RBT2 would require the construction of an artificial island near a coal export terminal and an existing shipping container site. “The reason we’re pushing RBT2 forward is that we’ve done extensive analysis and done a tremendous amount of environmental work over the past 10 years. And that continues, based on all of this work, in our opinion, to be the best opportunity to build critical capacity for Canada, ”said Mr. Silvester.
Even with Centerm’s expansion underway, Port of Vancouver administrators are concerned that Canada’s west coast will run out of space to handle additional container shipments as early as 2025. “It’s actually a little scary because we can’t build capacity that quickly, ”said Mr. Silvester. “So that just underscores the importance of getting [RBT2] to go ahead and build that capacity. Otherwise, Canada is running out of container capacity, and that’s a problem for all of us.
RBT2, however, faces opposition from one of the port’s own tenants, GCT Global Container Terminals Inc., which operates an existing shipping container site near Delta.
While the port’s hope is to open RBT2 in 2030, GCT argued that its Deltaport 4 expansion project, which would add a fourth berth to its own facility, is a much better solution to providing additional long-term container capacity.
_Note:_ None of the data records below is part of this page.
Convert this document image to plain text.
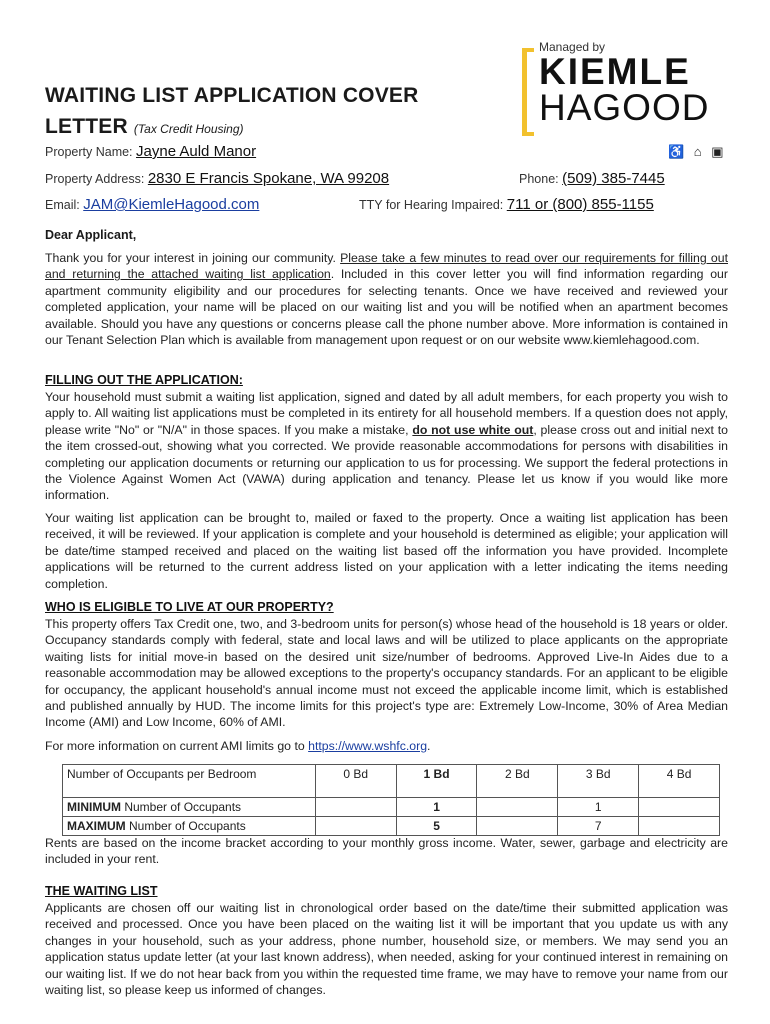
WAITING LIST APPLICATION COVER LETTER (Tax Credit Housing)
Managed by
KIEMLE
HAGOOD
♿ ⌂ ▣
Property Name: Jayne Auld Manor
Property Address: 2830 E Francis Spokane, WA 99208	Phone: (509) 385-7445
Email: JAM@KiemleHagood.com	TTY for Hearing Impaired: 711 or (800) 855-1155
Dear Applicant,
Thank you for your interest in joining our community. Please take a few minutes to read over our requirements for filling out and returning the attached waiting list application. Included in this cover letter you will find information regarding our apartment community eligibility and our procedures for selecting tenants. Once we have received and reviewed your completed application, your name will be placed on our waiting list and you will be notified when an apartment becomes available. Should you have any questions or concerns please call the phone number above. More information is contained in our Tenant Selection Plan which is available from management upon request or on our website www.kiemlehagood.com.
FILLING OUT THE APPLICATION:
Your household must submit a waiting list application, signed and dated by all adult members, for each property you wish to apply to. All waiting list applications must be completed in its entirety for all household members. If a question does not apply, please write "No" or "N/A" in those spaces. If you make a mistake, do not use white out, please cross out and initial next to the item crossed-out, showing what you corrected. We provide reasonable accommodations for persons with disabilities in completing our application documents or returning our application to us for processing. We support the federal protections in the Violence Against Women Act (VAWA) during application and tenancy. Please let us know if you would like more information.
Your waiting list application can be brought to, mailed or faxed to the property. Once a waiting list application has been received, it will be reviewed. If your application is complete and your household is determined as eligible; your application will be date/time stamped received and placed on the waiting list based off the information you have provided. Incomplete applications will be returned to the current address listed on your application with a letter indicating the items needing completion.
WHO IS ELIGIBLE TO LIVE AT OUR PROPERTY?
This property offers Tax Credit one, two, and 3-bedroom units for person(s) whose head of the household is 18 years or older. Occupancy standards comply with federal, state and local laws and will be utilized to place applicants on the appropriate waiting lists for initial move-in based on the desired unit size/number of bedrooms. Approved Live-In Aides due to a reasonable accommodation may be allowed exceptions to the property's occupancy standards. For an applicant to be eligible for occupancy, the applicant household's annual income must not exceed the applicable income limit, which is established and published annually by HUD. The income limits for this project's type are: Extremely Low-Income, 30% of Area Median Income (AMI) and Low Income, 60% of AMI.
For more information on current AMI limits go to https://www.wshfc.org.
Number of Occupants per Bedroom	0 Bd	1 Bd	2 Bd	3 Bd	4 Bd
MINIMUM Number of Occupants		1		1	
MAXIMUM Number of Occupants		5		7	
Rents are based on the income bracket according to your monthly gross income. Water, sewer, garbage and electricity are included in your rent.
THE WAITING LIST
Applicants are chosen off our waiting list in chronological order based on the date/time their submitted application was received and processed. Once you have been placed on the waiting list it will be important that you update us with any changes in your household, such as your address, phone number, household size, or members. We may send you an application status update letter (at your last known address), when needed, asking for your continued interest in remaining on our waiting list. If we do not hear back from you within the requested time frame, we may have to remove your name from our waiting list, so please keep us informed of changes.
GCT has forecast a total cost of $ 1.6 billion to add two million TEUs of annual container capacity to its facility. RBT2 would add 2.4 million TEUs for more than double the estimated price.
GCT’s proposal is currently under review by the Impact Assessment Agency of Canada and the British Columbia Office of Environmental Assessment.
The Port of Vancouver owns the container terminals at DP World’s Fraser Surrey Docks and GCT’s Vanterm facility. In Prince Rupert, DP World operates the Fairview container site.